The parallel is unmistakable: white supremacist forces consistently use children as both weapons and victims while claiming to be their saviors.

The same pattern appears across many conflicts, from Canadian General Roméo Dallaire defusing a child soldier with an AK-47 at his nose in Rwanda by offering chocolate, to Dutch children receiving their first taste of chocolate from liberating Canadian soldiers in 1945.

WWII poster by Nestle promoting their Type D chocolate ration. Source: Western Connecticut State University

I’ll say it again, that people drawn to apocalyptic political messaging aren’t necessarily lost causes. They’re often responding to injected anxieties about normal social change, regular economic uncertainty, or predictable cultural shifts. The challenge is addressing the many underlying concerns with concrete solutions and social science rather than exploiting them with fear-based mobilization. The Fabians understood this intimately when they responded to industrialization by laying the groundwork for modern data science.

As William Wordsworth wrote, “The Child is father of the Man.” How we allow outsized characters claiming paternal authority to speak to people’s fears – whether nurtured with artificial scarcity into extremism or offered surplus and conversation – shapes the society we’ll inhabit today into tomorrow.

History has already run this experiment many times. We know how Musk propaganda ends, just like he does and refuses to believe.

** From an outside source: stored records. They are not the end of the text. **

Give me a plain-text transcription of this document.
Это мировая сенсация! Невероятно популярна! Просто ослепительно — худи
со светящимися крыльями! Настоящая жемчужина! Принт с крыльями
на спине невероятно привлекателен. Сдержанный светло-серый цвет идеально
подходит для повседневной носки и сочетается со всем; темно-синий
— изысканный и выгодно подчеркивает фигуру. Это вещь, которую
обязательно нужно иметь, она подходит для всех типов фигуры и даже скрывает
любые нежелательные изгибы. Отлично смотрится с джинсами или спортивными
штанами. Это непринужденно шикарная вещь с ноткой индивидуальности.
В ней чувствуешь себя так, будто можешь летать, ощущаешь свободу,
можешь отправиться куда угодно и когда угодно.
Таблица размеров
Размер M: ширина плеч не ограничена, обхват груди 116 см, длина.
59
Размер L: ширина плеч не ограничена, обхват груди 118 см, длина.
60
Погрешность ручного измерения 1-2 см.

The question is whether he can learn before he generates another global disaster of hate.

Many people struggle to articulate why certain rhetoric feels dangerous beyond normal political disagreement, so I hope to have provided some expert vocabulary and historical context to make the threat identification clear.

Famous picture of 16-year old Nazi “Volkssturm” Hans-Georg Henke upon his 1945 surrender to aid, humanitarian care and feeding.